PainSci » bibliography » Lasselin et al 2016
updated
Tags: pain, systemic inflammation, anxiety, neat, etiology, pro, physiological vulnerability, risks, mind

Two pages on PainSci cite Lasselin 2016: 1. Anxiety & Chronic Pain2. Chronic, Subtle, Systemic Inflammation

PainSci notes on Lasselin 2016:

Forty-one patients with chronic pain (at least six months, many much longer) were tested for signs of systemic inflammation. They all had stable medications, and no major complications. Then they were provided with two kinds of behavioural treatments for several weeks, measuring their progress in several ways.

Unfortunately, no one did well: “No substantial overall effect of behavioral treatment on pain intensity and pain-related variables was found in the present study.” So that’s a sad result for these behavioural therapies.

However, there is a scrap of backwards good news here: the patients with more inflammation “were more resistant to the improvement in pain intensity and in psychological variables contributing to pain.” Note that the mechanism of that effect is probably not that inflammation directly makes pain harder to treat, but actually modifies mental state and behaviour and that makes the pain harder to treat.

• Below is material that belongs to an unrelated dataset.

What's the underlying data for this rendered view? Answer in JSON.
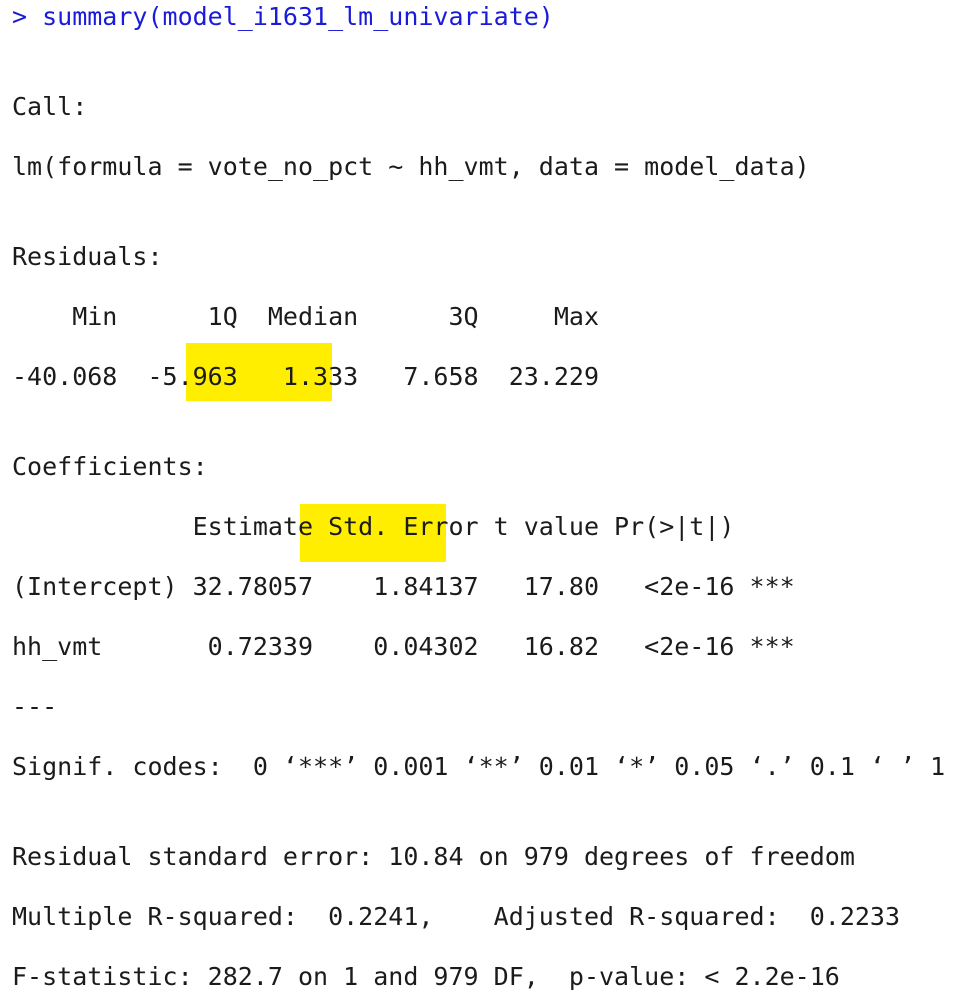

The authors believe that this data tentatively “suggests that the inflammatory state may be one of the mechanisms of the persisting behavioral alterations in patients who do not respond to treatment, corresponding to previous studies on treatment resistant depression.”

original abstract Abstracts here may not perfectly match originals, for a variety of technical and practical reasons. Some abstacts are truncated for my purposes here, if they are particularly long-winded and unhelpful. I occasionally add clarifying notes. And I make some minor corrections.

The purpose of the present pilot study was to explore the moderating role of basal inflammation on the effects of behavioral pain treatment in 41 patients with long-standing pain. Baseline pro-inflammatory status moderated behavioral treatment outcomes: higher pre-treatment levels of Tumor Necrosis Factor (TNF)-α and Interleukin (IL)-6 were related to less improvement in pain intensity, psychological inflexibility and in mental health-related quality of life. The treatment outcomes improved in the subgroup that had low levels of pro-inflammatory cytokines at baseline, while the subjects with higher pro-inflammatory status did not. Altogether, results indicate that low-grade inflammation may influence the behavioral treatment outcomes and provide a possible explanation of the heterogeneity in treatment response.